After I would finish my homework in the afternoon, I’d go back to the bench at which we first met, and we’d use whatever ragtag assortment of instruments we could throw together to have as much fun as possible for the next 6-8 hours. In total, we used three different guitars, three different harmonicas and a violin. We performed on Schillerstrasse, at Fete de la Musique, at Blaue Nacht, on Windischenstrasse, and in front of as many bars and restaurants as was allowed.
The songs that belonged to us were Mary Jane's Last Dance by Tom Petty and Gimme One Reason and Revolution by Tracey Chapman. Over the course of less than a week, we grew attached to those songs and just the simple act of playing whatever came to mind for hours at a time.
Of course, after playing music and making whatever meager money we could, it would be time to explore Weimar's crazy nightlife, ranging from smokey hole-in-the-wall bars full of college students to smokey hole-in-the-wall bars full of young adults. Of course, there was always also my favorite activity of spending hours talking to Anne and her friends Maria and Stefanie until the sun began to come up at 3 in the morning and we'd all walk home.
Or last night, when we all went to a slightly less smokey salsa club and Anne taught me to dance salsa until the sun came up at 3 in the morning.

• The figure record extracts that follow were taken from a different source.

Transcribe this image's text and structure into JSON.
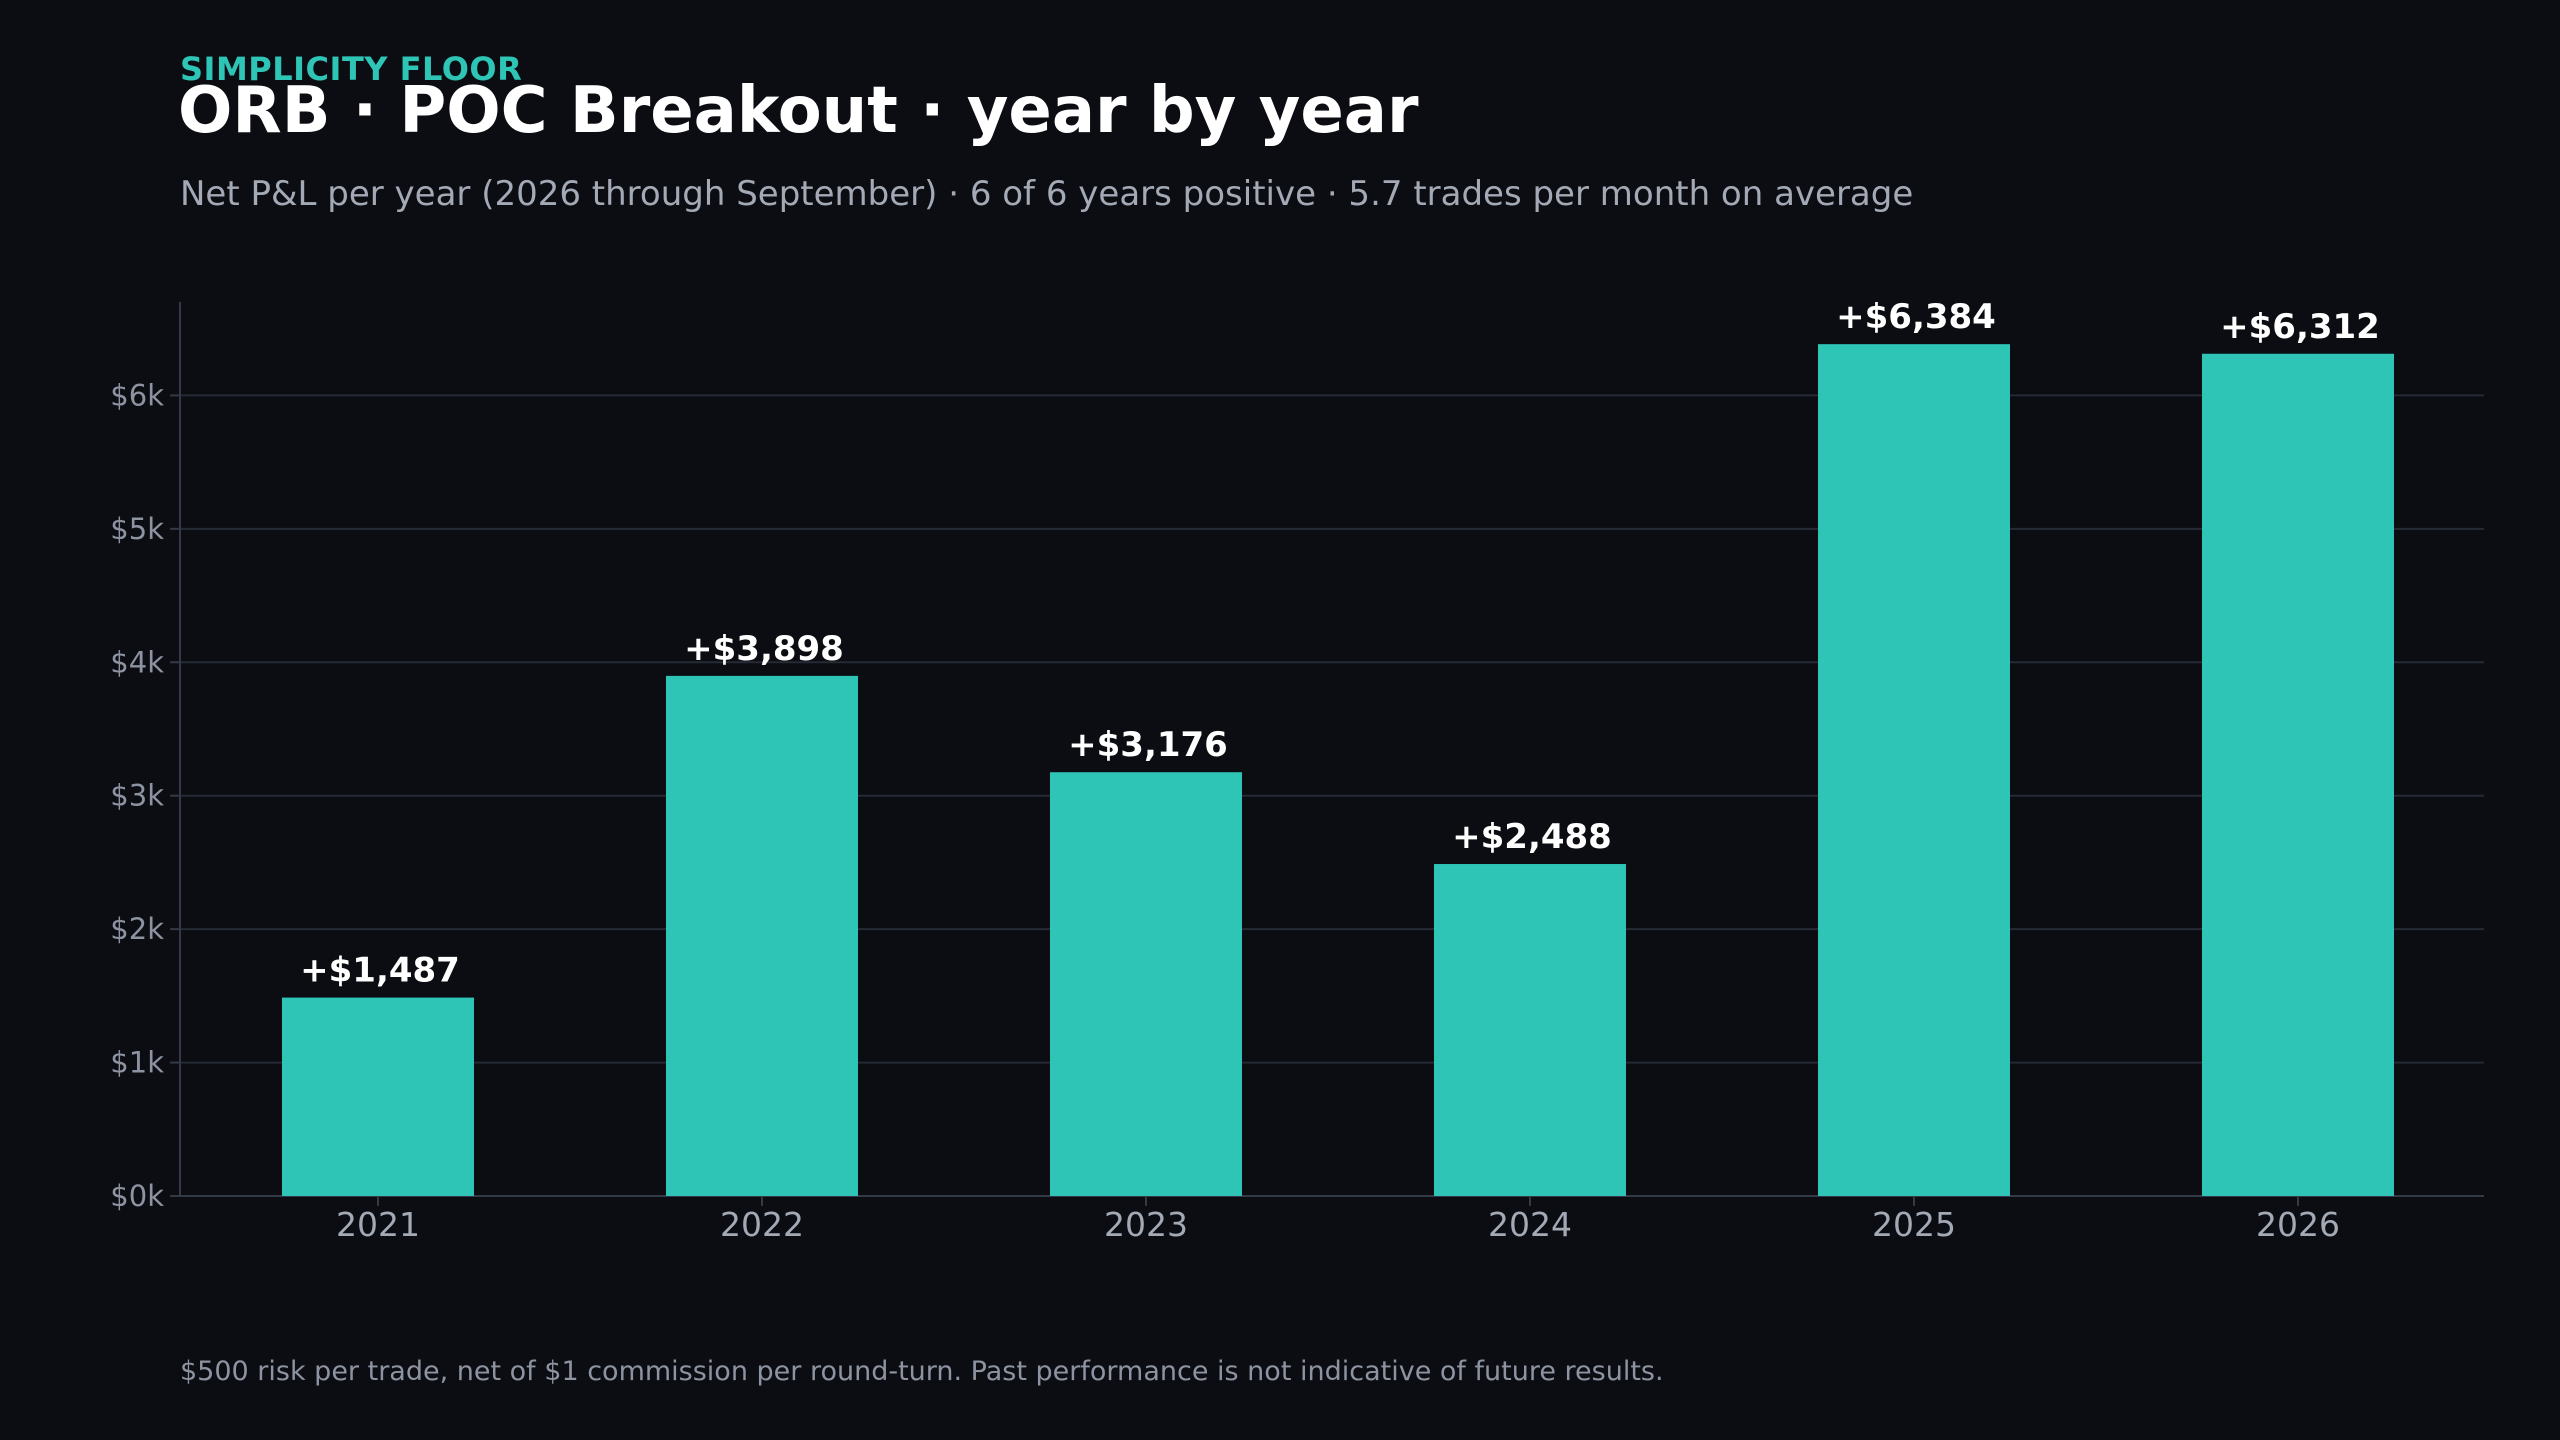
{
  "header": {
    "eyebrow": "SIMPLICITY FLOOR",
    "title": "ORB · POC Breakout · year by year",
    "subtitle": "Net P&L per year (2026 through September) · 6 of 6 years positive · 5.7 trades per month on average"
  },
  "footer": {
    "note": "$500 risk per trade, net of $1 commission per round-turn. Past performance is not indicative of future results."
  },
  "chart_data": {
    "type": "bar",
    "categories": [
      "2021",
      "2022",
      "2023",
      "2024",
      "2025",
      "2026"
    ],
    "values": [
      1487,
      3898,
      3176,
      2488,
      6384,
      6312
    ],
    "data_labels": [
      "+$1,487",
      "+$3,898",
      "+$3,176",
      "+$2,488",
      "+$6,384",
      "+$6,312"
    ],
    "yticks": [
      0,
      1000,
      2000,
      3000,
      4000,
      5000,
      6000
    ],
    "ytick_labels": [
      "$0k",
      "$1k",
      "$2k",
      "$3k",
      "$4k",
      "$5k",
      "$6k"
    ],
    "ylim": [
      0,
      6700
    ],
    "grid": true,
    "bar_color": "#2ec4b6",
    "xlabel": "",
    "ylabel": ""
  }
}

Today was the last day I might ever see Anne Heisig. I met her at our bench on Schillerstrasse. We played our songs and didn't make any money, but it didn't matter. Anne was leaving for France today and I for Dresden. In our last two hours, we practiced our tradition of getting Doeners, then we walked all the way to the Weimar Hauptbahnhof (main train station). I had dozens of opportunities along the way to take the bus back toward Ehringsdorf and get packed, but every second I spent would never be able to be spent again.
Strange - Weeks ago, when I was worried about leaving for Germany, I had a dream in which I met a girl. It was frantic- I was running from a gang or something at the time for some reason, but she started running too. After a long time of talking while flat-out sprinting (isn't it great how you don't get exhausted in dreams?), I asked her what her name was.
"Hannah heiss ich."
That phrase (Hannah is my name) sounds almost exactly like the name Anne Heisig pronounced in German.
I was relieved when I missed my bus back from the Weimar Hbh. I had another 15 minutes to see Anne off. I put my bag down, took her hands, and hugged her. She told me she'd think of me whenever she hears a harmonica. She hugged me tighter. I kissed her on the cheek. We came out of the hug and I gave her the flower. She took my hands and I looked into her light blue eyes, and with a smile and sort of a half-wink, through tearing eyes, she said "Mach's gut."
Last week, I found my heart on a bench on Schillerstrasse. But this morning, I watched it leave on a train for France. As I sit on the train to Dresden, writing this, I can almost feel specifically the fact that she took these tracks just hours before. But right now, I'm looking forward to getting a guitar in Munich and playing those songs again. Anne may have taken a little of my heart, but she let me keep my soul.